Patrick Malval, OpenSkies : « une carte à jouer »

Patrick Malval, Directeur Général d'OpenSkies et Directeur Général Commercial Europe de l'Ouest de British Airways, revient sur l'actualité récente d'OpenSkies - notamment le lancement d'une nouvelle classe économique - et évoque l'avenir de la compagnie spécialisée dans le voyage d'affaires transatlantique.

Quel bilan tirez-vous de l’année 2011, marquée notamment par une grève inédite ?

Patrick Malval – L’année écoulée était une année de transformation. Il y a eu, c’est vrai, un mouvement de grève, mais c’est toujours le cas dans une entreprise où intervient un changement de direction. Il y avait également un besoin d’échange avec le personnel, pour faire évoluer les choses. 2011 a également été marquée par la fermeture de la liaison Paris-Washington, qui a fait suite à une réflexion stratégique, puis à une adaptation du modèle. Mais globalement, d’un point de vue commercial, les résultats sont en ligne avec 2010 et avec nos objectifs, à l’image de la ligne Paris-New York, qui a réalisé de bonnes performances.
 

L’année 2012 commence par une petite révolution pour OpenSkies, avec l’introduction d’une cabine économique : à quel point s’agit-il d’un nouveau positionnement ?

 

P.M. – Je ne dirais pas qu’il s’agit d’une révolution, dans la mesure où le premier modèle d’OpenSkies comportait déjà trois cabines, même si leur configuration était différente. Il s’agit bien sûr de répondre à une évolution de la demande, et à une évolution quant à l’utilisation d’OpenSkies au sein de British Airways, suite à l’intégration dans la joint venture transatlantique. Notre compagnie doit être d’autant plus efficace en volant aux côtés des trois autres partenaires que sont British Airways, Iberia et American Airlines, tout en proposant une offre complémentaire aux voyageurs : nous sommes une petite compagnie Premium, avec nos spécificités, en particulier grâce à l’intérêt des départs depuis l’aéroport d’Orly.
  

Quels sont les grands chantiers à venir pour la compagnie ?

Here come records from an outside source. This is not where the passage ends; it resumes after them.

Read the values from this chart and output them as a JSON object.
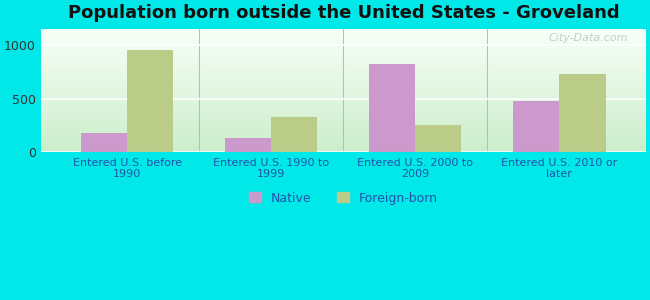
{
  "title": "Population born outside the United States - Groveland",
  "categories": [
    "Entered U.S. before\n1990",
    "Entered U.S. 1990 to\n1999",
    "Entered U.S. 2000 to\n2009",
    "Entered U.S. 2010 or\nlater"
  ],
  "native_values": [
    175,
    135,
    820,
    475
  ],
  "foreign_values": [
    960,
    325,
    255,
    735
  ],
  "native_color": "#cc99cc",
  "foreign_color": "#bbcc88",
  "background_outer": "#00e8e8",
  "ylim": [
    0,
    1150
  ],
  "yticks": [
    0,
    500,
    1000
  ],
  "bar_width": 0.32,
  "legend_native": "Native",
  "legend_foreign": "Foreign-born",
  "title_fontsize": 13,
  "axis_label_color": "#2255aa",
  "tick_color": "#333333",
  "watermark": "City-Data.com",
  "grad_top": "#f8fff8",
  "grad_bottom": "#cceecc"
}
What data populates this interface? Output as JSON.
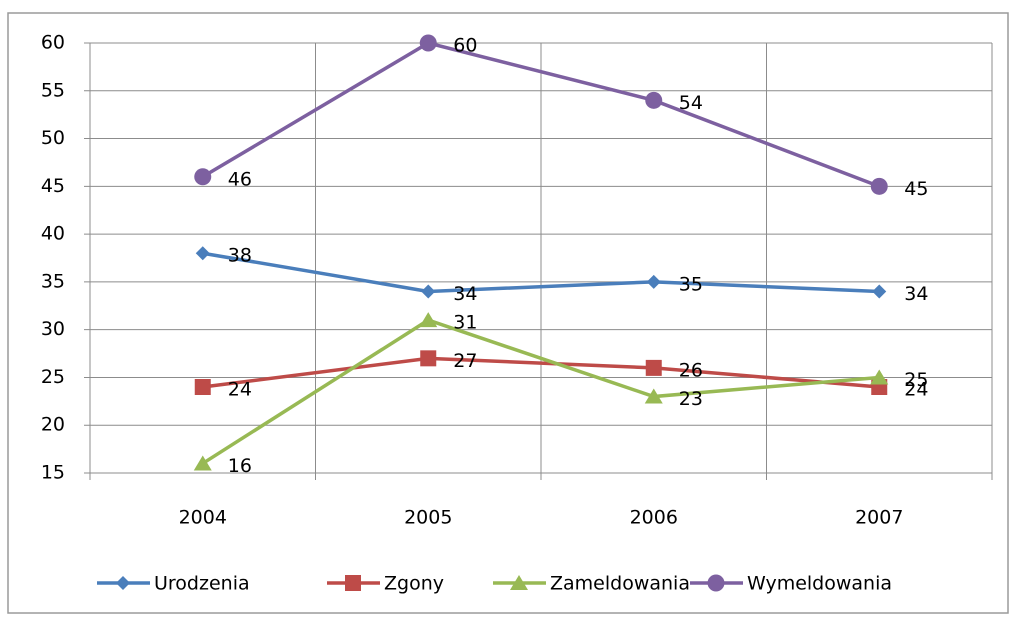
{
  "chart_data": {
    "type": "line",
    "categories": [
      "2004",
      "2005",
      "2006",
      "2007"
    ],
    "series": [
      {
        "name": "Urodzenia",
        "color": "#4a7ebb",
        "marker": "diamond",
        "values": [
          38,
          34,
          35,
          34
        ]
      },
      {
        "name": "Zgony",
        "color": "#be4b48",
        "marker": "square",
        "values": [
          24,
          27,
          26,
          24
        ]
      },
      {
        "name": "Zameldowania",
        "color": "#98b954",
        "marker": "triangle",
        "values": [
          16,
          31,
          23,
          25
        ]
      },
      {
        "name": "Wymeldowania",
        "color": "#7d60a0",
        "marker": "circle",
        "values": [
          46,
          60,
          54,
          45
        ]
      }
    ],
    "ylim": [
      15,
      60
    ],
    "yticks": [
      15,
      20,
      25,
      30,
      35,
      40,
      45,
      50,
      55,
      60
    ],
    "grid": true,
    "legend": "bottom",
    "data_labels": true
  }
}
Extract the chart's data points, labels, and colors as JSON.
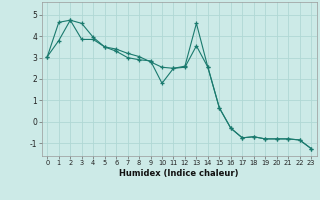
{
  "xlabel": "Humidex (Indice chaleur)",
  "background_color": "#cceae7",
  "grid_color": "#b0d8d4",
  "line_color": "#1a7a6e",
  "xlim": [
    -0.5,
    23.5
  ],
  "ylim": [
    -1.6,
    5.6
  ],
  "yticks": [
    -1,
    0,
    1,
    2,
    3,
    4,
    5
  ],
  "xticks": [
    0,
    1,
    2,
    3,
    4,
    5,
    6,
    7,
    8,
    9,
    10,
    11,
    12,
    13,
    14,
    15,
    16,
    17,
    18,
    19,
    20,
    21,
    22,
    23
  ],
  "series1_x": [
    0,
    1,
    2,
    3,
    4,
    5,
    6,
    7,
    8,
    9,
    10,
    11,
    12,
    13,
    14,
    15,
    16,
    17,
    18,
    19,
    20,
    21,
    22,
    23
  ],
  "series1_y": [
    3.05,
    3.8,
    4.75,
    4.6,
    3.95,
    3.5,
    3.4,
    3.2,
    3.05,
    2.8,
    2.55,
    2.5,
    2.55,
    3.55,
    2.55,
    0.65,
    -0.3,
    -0.75,
    -0.7,
    -0.8,
    -0.8,
    -0.8,
    -0.85,
    -1.25
  ],
  "series2_x": [
    0,
    1,
    2,
    3,
    4,
    5,
    6,
    7,
    8,
    9,
    10,
    11,
    12,
    13,
    14,
    15,
    16,
    17,
    18,
    19,
    20,
    21,
    22,
    23
  ],
  "series2_y": [
    3.05,
    4.65,
    4.75,
    3.85,
    3.85,
    3.5,
    3.3,
    3.0,
    2.9,
    2.85,
    1.8,
    2.5,
    2.6,
    4.6,
    2.55,
    0.65,
    -0.3,
    -0.75,
    -0.7,
    -0.8,
    -0.8,
    -0.8,
    -0.85,
    -1.25
  ]
}
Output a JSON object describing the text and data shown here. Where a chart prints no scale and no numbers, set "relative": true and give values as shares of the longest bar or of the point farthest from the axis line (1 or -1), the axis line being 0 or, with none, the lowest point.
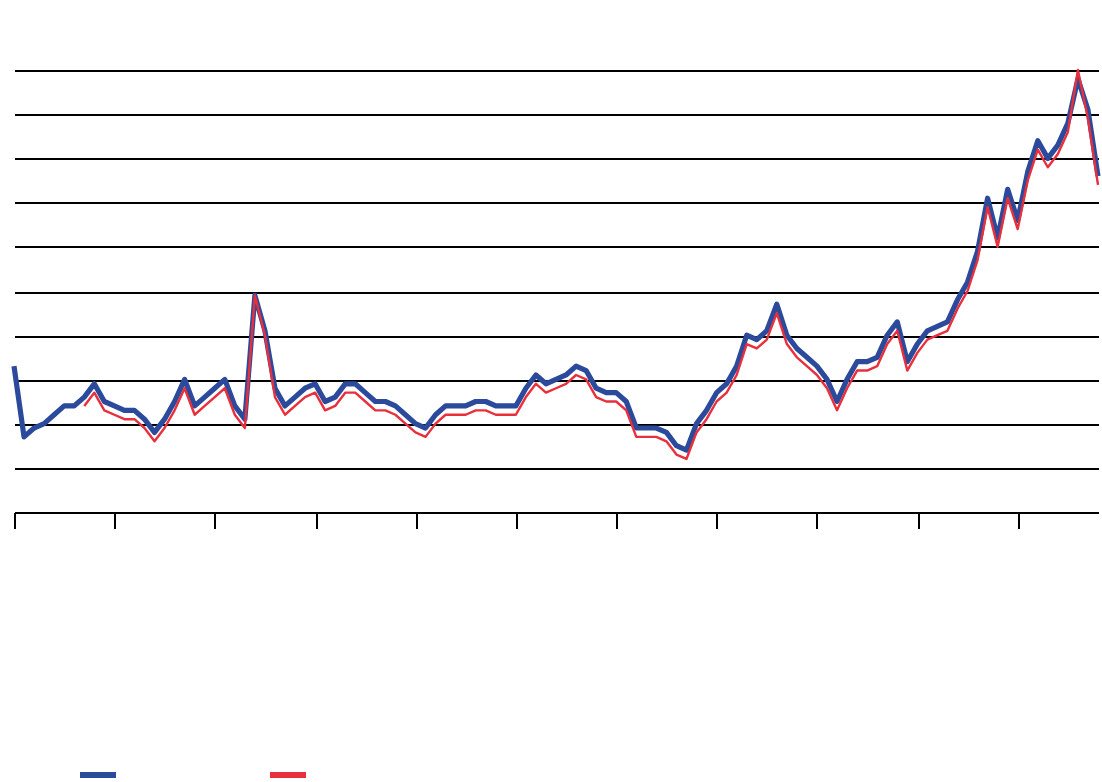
{
  "chart_data": {
    "type": "line",
    "relative": true,
    "grid": true,
    "categories": [
      null,
      null,
      null,
      null,
      null,
      null,
      null,
      null,
      null,
      null,
      null,
      null,
      null,
      null,
      null,
      null,
      null,
      null,
      null,
      null,
      null,
      null,
      null,
      null,
      null,
      null,
      null,
      null,
      null,
      null,
      null,
      null,
      null,
      null,
      null,
      null,
      null,
      null,
      null,
      null,
      null,
      null,
      null,
      null,
      null,
      null,
      null,
      null,
      null,
      null,
      null,
      null,
      null,
      null,
      null,
      null,
      null,
      null,
      null,
      null,
      null,
      null,
      null,
      null,
      null,
      null,
      null,
      null,
      null,
      null,
      null,
      null,
      null,
      null,
      null,
      null,
      null,
      null,
      null,
      null,
      null,
      null,
      null,
      null,
      null,
      null,
      null,
      null,
      null,
      null,
      null,
      null,
      null,
      null,
      null,
      null,
      null,
      null,
      null,
      null,
      null,
      null,
      null,
      null,
      null,
      null,
      null,
      null,
      null
    ],
    "series": [
      {
        "color": "#2b4a9b",
        "values": [
          0.33,
          0.17,
          0.19,
          0.2,
          0.22,
          0.24,
          0.24,
          0.26,
          0.29,
          0.25,
          0.24,
          0.23,
          0.23,
          0.21,
          0.18,
          0.21,
          0.25,
          0.3,
          0.24,
          0.26,
          0.28,
          0.3,
          0.24,
          0.21,
          0.49,
          0.41,
          0.28,
          0.24,
          0.26,
          0.28,
          0.29,
          0.25,
          0.26,
          0.29,
          0.29,
          0.27,
          0.25,
          0.25,
          0.24,
          0.22,
          0.2,
          0.19,
          0.22,
          0.24,
          0.24,
          0.24,
          0.25,
          0.25,
          0.24,
          0.24,
          0.24,
          0.28,
          0.31,
          0.29,
          0.3,
          0.31,
          0.33,
          0.32,
          0.28,
          0.27,
          0.27,
          0.25,
          0.19,
          0.19,
          0.19,
          0.18,
          0.15,
          0.14,
          0.2,
          0.23,
          0.27,
          0.29,
          0.33,
          0.4,
          0.39,
          0.41,
          0.47,
          0.4,
          0.37,
          0.35,
          0.33,
          0.3,
          0.25,
          0.3,
          0.34,
          0.34,
          0.35,
          0.4,
          0.43,
          0.34,
          0.38,
          0.41,
          0.42,
          0.43,
          0.48,
          0.52,
          0.59,
          0.71,
          0.62,
          0.73,
          0.66,
          0.77,
          0.84,
          0.8,
          0.83,
          0.88,
          0.98,
          0.91,
          0.76
        ]
      },
      {
        "color": "#e8303c",
        "values": [
          null,
          null,
          null,
          null,
          null,
          null,
          null,
          0.24,
          0.27,
          0.23,
          0.22,
          0.21,
          0.21,
          0.19,
          0.16,
          0.19,
          0.23,
          0.28,
          0.22,
          0.24,
          0.26,
          0.28,
          0.22,
          0.19,
          0.49,
          0.4,
          0.26,
          0.22,
          0.24,
          0.26,
          0.27,
          0.23,
          0.24,
          0.27,
          0.27,
          0.25,
          0.23,
          0.23,
          0.22,
          0.2,
          0.18,
          0.17,
          0.2,
          0.22,
          0.22,
          0.22,
          0.23,
          0.23,
          0.22,
          0.22,
          0.22,
          0.26,
          0.29,
          0.27,
          0.28,
          0.29,
          0.31,
          0.3,
          0.26,
          0.25,
          0.25,
          0.23,
          0.17,
          0.17,
          0.17,
          0.16,
          0.13,
          0.12,
          0.18,
          0.21,
          0.25,
          0.27,
          0.31,
          0.38,
          0.37,
          0.39,
          0.45,
          0.38,
          0.35,
          0.33,
          0.31,
          0.28,
          0.23,
          0.28,
          0.32,
          0.32,
          0.33,
          0.38,
          0.41,
          0.32,
          0.36,
          0.39,
          0.4,
          0.41,
          0.46,
          0.5,
          0.57,
          0.69,
          0.6,
          0.71,
          0.64,
          0.75,
          0.82,
          0.78,
          0.81,
          0.86,
          1.0,
          0.89,
          0.74
        ]
      }
    ]
  }
}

P.M. – Nous pensons pouvoir faire bien mieux dans le domaine du service au sol. Nous allons donc lancer au mois de mars, pour les vols au départ de Newark, un service de repas avant le vol. Il s’agira de proposer aux voyageurs un dîner dans le salon flambant neuf de British Airways, qui permettra ensuite de garantir une vraie nuit de repos. Nous allons vraiment investir sur le sommeil en vol.

 

Quel regard portez-vous sur le marché du voyage d’affaires dans ce contexte particulier ?

P.M. – Il y a aujourd’hui beaucoup d’attentisme, mais le voyage d’affaires ne s’est pas arrêté pour autant. La tendance est à la réservation tardive, mais je n’ai pas l’impression que la demande diminue. Néanmoins, nous évoluons dans un environnement très sensible, et tout peut changer très vite.

Quelles sont les relations entre British Airways et sa filiale transatlantique ?

P.M. – Cela fait des année que l’on spécule sur la situation d’OpenSkies, sur ses relations avec British Airways, et la compagnie est toujours là. Bien sûr, il peut toujours y avoir un changement stratégique, mais le fait est que les investissements dans OpenSkies continuent, et l’intégration de la compagnie dans la joint venture montre que nous avons une vraie carte à jouer, car nous apportons notre différence, à destination d’une clientèle atypique.